Are T-14's enough to change the overall forces balance equation in the region with Pakistan and China? Not really. Will it be the best tank in the entire subcontinent (or the whole continent for that matter), most likely yes. But it doesn't sway the power balance in favor of India, not on its own. If they even end up fielding it, which isn't even certain yet.
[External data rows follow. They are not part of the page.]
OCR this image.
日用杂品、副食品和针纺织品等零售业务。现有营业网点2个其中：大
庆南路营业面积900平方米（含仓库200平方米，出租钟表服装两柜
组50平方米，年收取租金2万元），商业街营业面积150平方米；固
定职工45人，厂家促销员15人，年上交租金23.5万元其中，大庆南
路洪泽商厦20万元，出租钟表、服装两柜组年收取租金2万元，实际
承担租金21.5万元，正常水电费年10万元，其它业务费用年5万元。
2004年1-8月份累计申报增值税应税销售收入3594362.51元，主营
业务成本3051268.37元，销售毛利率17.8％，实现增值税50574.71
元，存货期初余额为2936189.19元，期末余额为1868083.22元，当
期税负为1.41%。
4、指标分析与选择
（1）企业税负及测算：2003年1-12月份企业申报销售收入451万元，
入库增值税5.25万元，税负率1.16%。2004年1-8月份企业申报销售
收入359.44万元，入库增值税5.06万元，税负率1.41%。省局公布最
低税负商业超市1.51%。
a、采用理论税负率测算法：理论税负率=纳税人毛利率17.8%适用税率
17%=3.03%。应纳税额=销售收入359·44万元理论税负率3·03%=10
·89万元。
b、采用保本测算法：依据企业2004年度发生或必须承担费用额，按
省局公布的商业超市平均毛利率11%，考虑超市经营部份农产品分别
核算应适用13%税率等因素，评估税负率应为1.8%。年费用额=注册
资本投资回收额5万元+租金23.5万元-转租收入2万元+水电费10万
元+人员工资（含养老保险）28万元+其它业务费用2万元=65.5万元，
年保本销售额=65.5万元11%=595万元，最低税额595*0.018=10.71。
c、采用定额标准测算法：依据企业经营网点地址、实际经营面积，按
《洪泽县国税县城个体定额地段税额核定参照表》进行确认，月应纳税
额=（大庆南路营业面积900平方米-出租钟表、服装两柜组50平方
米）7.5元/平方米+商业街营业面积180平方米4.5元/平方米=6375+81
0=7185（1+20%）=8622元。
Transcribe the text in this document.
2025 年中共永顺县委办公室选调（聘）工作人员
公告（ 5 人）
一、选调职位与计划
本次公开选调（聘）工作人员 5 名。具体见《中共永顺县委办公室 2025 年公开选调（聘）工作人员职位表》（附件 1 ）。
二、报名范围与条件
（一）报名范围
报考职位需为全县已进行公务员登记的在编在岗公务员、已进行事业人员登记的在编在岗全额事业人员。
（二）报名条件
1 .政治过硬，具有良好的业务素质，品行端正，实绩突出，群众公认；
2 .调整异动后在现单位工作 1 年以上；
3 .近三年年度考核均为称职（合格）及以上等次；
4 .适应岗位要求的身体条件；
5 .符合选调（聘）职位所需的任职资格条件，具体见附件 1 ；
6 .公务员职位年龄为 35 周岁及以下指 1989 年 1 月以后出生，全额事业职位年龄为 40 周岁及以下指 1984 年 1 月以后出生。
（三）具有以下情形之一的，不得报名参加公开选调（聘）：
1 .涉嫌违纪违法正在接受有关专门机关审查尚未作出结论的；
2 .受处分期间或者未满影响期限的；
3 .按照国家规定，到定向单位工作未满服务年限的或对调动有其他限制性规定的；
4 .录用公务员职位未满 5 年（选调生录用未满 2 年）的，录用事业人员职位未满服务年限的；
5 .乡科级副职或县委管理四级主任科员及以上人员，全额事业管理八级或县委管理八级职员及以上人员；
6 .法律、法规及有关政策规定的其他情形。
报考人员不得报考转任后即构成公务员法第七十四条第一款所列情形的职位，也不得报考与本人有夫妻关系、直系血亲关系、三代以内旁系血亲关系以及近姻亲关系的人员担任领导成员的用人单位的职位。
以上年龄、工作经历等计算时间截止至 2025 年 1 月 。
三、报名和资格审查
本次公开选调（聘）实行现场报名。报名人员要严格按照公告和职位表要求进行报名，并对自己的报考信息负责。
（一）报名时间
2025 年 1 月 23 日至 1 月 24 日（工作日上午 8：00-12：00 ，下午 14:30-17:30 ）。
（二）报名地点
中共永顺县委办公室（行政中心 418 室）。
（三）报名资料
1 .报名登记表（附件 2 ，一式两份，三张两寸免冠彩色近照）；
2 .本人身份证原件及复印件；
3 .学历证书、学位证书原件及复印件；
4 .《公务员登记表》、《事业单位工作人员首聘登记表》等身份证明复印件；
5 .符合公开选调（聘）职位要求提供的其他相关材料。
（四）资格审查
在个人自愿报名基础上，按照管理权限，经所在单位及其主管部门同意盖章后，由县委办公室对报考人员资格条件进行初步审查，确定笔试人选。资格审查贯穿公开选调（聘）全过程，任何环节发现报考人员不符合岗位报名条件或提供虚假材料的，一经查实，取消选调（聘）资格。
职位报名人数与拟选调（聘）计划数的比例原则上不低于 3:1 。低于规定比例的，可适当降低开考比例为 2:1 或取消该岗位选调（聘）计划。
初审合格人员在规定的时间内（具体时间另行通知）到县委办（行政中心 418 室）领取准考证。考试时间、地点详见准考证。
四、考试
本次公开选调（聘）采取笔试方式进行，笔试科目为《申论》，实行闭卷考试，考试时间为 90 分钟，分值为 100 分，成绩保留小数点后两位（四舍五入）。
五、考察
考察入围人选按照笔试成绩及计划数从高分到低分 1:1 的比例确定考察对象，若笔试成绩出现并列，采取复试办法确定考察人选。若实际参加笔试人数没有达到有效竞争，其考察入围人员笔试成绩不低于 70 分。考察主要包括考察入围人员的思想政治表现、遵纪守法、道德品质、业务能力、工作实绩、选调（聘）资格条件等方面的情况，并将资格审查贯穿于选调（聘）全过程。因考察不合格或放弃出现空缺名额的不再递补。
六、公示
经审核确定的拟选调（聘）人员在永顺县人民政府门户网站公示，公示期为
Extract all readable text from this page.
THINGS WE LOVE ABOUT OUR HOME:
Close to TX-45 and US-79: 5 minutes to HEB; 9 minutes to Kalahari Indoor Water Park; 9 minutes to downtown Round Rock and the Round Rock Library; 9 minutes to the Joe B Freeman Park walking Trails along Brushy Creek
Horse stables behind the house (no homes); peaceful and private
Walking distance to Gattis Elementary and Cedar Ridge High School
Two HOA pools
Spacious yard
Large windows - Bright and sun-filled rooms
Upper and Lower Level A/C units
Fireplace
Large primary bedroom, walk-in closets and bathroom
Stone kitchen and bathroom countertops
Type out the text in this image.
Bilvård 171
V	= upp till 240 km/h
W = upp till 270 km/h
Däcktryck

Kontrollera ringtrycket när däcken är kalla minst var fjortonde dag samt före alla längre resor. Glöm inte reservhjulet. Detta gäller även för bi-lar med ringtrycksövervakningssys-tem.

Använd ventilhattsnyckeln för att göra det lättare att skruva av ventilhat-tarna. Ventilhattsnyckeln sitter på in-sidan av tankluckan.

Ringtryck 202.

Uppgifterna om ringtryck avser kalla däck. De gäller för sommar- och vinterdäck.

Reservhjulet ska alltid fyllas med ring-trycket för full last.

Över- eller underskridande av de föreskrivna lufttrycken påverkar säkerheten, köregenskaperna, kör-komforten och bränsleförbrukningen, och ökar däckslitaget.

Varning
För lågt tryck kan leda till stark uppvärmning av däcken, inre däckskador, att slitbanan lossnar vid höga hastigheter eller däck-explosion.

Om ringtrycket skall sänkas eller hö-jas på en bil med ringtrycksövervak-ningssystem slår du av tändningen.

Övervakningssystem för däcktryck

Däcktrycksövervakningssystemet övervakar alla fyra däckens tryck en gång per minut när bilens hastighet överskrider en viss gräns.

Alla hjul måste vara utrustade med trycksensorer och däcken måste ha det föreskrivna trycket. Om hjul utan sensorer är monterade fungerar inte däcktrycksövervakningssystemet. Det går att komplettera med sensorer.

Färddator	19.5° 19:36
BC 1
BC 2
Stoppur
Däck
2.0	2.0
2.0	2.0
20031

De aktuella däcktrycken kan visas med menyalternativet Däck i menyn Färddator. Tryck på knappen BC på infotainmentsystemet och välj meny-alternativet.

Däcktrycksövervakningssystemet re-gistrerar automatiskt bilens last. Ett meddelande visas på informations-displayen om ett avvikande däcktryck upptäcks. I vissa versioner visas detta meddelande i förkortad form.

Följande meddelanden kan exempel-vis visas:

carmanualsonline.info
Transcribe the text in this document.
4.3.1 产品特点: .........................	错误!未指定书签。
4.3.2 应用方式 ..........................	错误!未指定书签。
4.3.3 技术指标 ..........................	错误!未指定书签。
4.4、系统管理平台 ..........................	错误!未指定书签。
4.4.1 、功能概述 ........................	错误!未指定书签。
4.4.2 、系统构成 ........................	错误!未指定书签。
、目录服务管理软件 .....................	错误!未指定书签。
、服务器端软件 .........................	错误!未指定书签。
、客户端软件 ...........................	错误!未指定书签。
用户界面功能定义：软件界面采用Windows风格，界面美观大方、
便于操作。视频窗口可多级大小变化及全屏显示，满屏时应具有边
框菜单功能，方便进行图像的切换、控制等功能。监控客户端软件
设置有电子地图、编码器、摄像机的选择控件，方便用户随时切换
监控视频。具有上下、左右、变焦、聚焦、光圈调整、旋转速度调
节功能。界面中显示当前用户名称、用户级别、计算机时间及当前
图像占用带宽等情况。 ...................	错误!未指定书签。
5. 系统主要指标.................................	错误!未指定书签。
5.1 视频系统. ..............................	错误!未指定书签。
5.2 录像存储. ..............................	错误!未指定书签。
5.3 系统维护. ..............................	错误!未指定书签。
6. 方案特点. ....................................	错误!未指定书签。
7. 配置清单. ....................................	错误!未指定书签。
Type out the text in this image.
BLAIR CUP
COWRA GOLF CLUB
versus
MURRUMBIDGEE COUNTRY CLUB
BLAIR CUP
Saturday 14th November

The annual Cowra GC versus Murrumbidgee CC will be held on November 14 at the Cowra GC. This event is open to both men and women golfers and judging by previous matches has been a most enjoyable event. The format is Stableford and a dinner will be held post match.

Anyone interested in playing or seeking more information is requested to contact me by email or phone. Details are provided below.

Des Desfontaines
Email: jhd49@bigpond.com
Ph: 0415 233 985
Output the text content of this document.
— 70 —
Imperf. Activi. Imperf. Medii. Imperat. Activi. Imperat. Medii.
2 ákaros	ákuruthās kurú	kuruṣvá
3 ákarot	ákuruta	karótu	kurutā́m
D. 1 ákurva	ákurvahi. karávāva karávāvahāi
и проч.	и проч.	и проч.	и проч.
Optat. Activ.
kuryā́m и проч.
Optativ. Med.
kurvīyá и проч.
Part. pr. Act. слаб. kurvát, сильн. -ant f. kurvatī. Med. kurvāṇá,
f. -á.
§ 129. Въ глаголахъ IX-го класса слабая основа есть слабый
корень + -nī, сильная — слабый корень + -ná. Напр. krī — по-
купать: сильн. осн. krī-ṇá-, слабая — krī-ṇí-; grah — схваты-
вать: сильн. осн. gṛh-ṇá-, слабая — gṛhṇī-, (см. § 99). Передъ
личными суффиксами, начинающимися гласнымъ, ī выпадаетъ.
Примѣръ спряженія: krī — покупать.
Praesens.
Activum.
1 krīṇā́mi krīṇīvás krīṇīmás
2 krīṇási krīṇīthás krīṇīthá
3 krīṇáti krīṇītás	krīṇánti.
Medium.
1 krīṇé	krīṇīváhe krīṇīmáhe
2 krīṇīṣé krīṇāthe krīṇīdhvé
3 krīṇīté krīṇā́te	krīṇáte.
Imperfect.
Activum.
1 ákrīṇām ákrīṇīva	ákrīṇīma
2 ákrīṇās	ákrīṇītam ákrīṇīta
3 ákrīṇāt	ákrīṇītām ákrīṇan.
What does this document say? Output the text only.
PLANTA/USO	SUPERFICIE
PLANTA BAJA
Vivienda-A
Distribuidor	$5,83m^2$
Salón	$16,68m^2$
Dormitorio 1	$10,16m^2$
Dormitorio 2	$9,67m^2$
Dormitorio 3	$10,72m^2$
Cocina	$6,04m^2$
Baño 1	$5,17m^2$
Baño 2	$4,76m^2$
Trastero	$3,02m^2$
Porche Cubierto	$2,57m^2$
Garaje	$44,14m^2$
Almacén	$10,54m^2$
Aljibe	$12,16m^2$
Personally, I see it as an attempt at a symmetrical forces Ballance response to the Chinese. It'll look good on paper, but that's all that'll achieve. The problem is, China won't respond in a symmetrical (tank vs tank) way, in the event of a real war. China has vastly more intelligence-gathering capacity than India, particularly space-born assets. China is also incredibly strong (arguably a world authority) on AI, machine learning, and so on. Not least because it has a lot of military significance, in the era of unmanned, autonomous, and intelligence assets. So China has the luxury of dictating the terms of engagement. It'll choose an approach to minimize casualties and cost. The only time they'll fight on symmetrical terms is through the sort of fistfights you see on Ladakh. Which China came out on top btw
Or international competition like tank biathlons. Chinese (who used their own tanks) came 2nd place most of the time, after Russia (host). Indian's..... Let's just say after coming last in 2017, they've stopped competing.
Also unlike India, China also designs and develops its own equipment based on its own specific technical requirements and national interests. India just buys off-the-shelf equipment and shoehorns it to fit their particular tactical and strategic needs. Doesn't always work. Just like how their fancy Bofor field guns completely failed in Kargil. Pakistani artillery wasn't better either. One valuable lesson that conflict showed is how one can't use SEA LEVEL-based plotting calculations, at the sort of altitudes and atmospheric conditions in the Khagil theatre that took place. You can't even use the same hardware even. Chinese learned this from analyzing the conflict, and have developed purpose-built equipment accordingly. The VT-5/Type-15 is another example of equipment specifically designed for high-altitude mountainous warfare. It will alloy PLA to deploy armor to areas Indian's cannot. It's a similar thing with the Spice bombs in balakot. Works very well in the middle east, evidently didn't work well in very undulating terrain that can mess up navigation and guidance systems.
Other than bragging about having the best tank in the region, I don't see it shifting the balance that much. Leaving that aside, it's a very capable tank. If Pakistanis had it, they'd be bragging about it, as they did with VT-4s, or T-80UD (arguably most capable tank in the subcontinent for its time) acquisition before that.
As for the premise of tanks being absolute (just bc your enemy can afford fancy tanks), most armies don't think so. The T-14 produced a very symmetrical response in the west for new or upgraded MBTs. Airpower and drones alone aren't enough to win wars by themselves either. If that was the case, the coalition wouldn't have been lost Afghanistan. The one-sided coalition military victory in both gulf wars wasn't achieved by air power alone. They deployed a heck of a lot of tanks and ground assets. The fact is, airpower cannot control and hold territory on its own, for a meaningful amount of time. Men on the ground do. Support by armor, airpower, air defense units, intelligence, drones, etc etc. Everything has its place on the chessboard.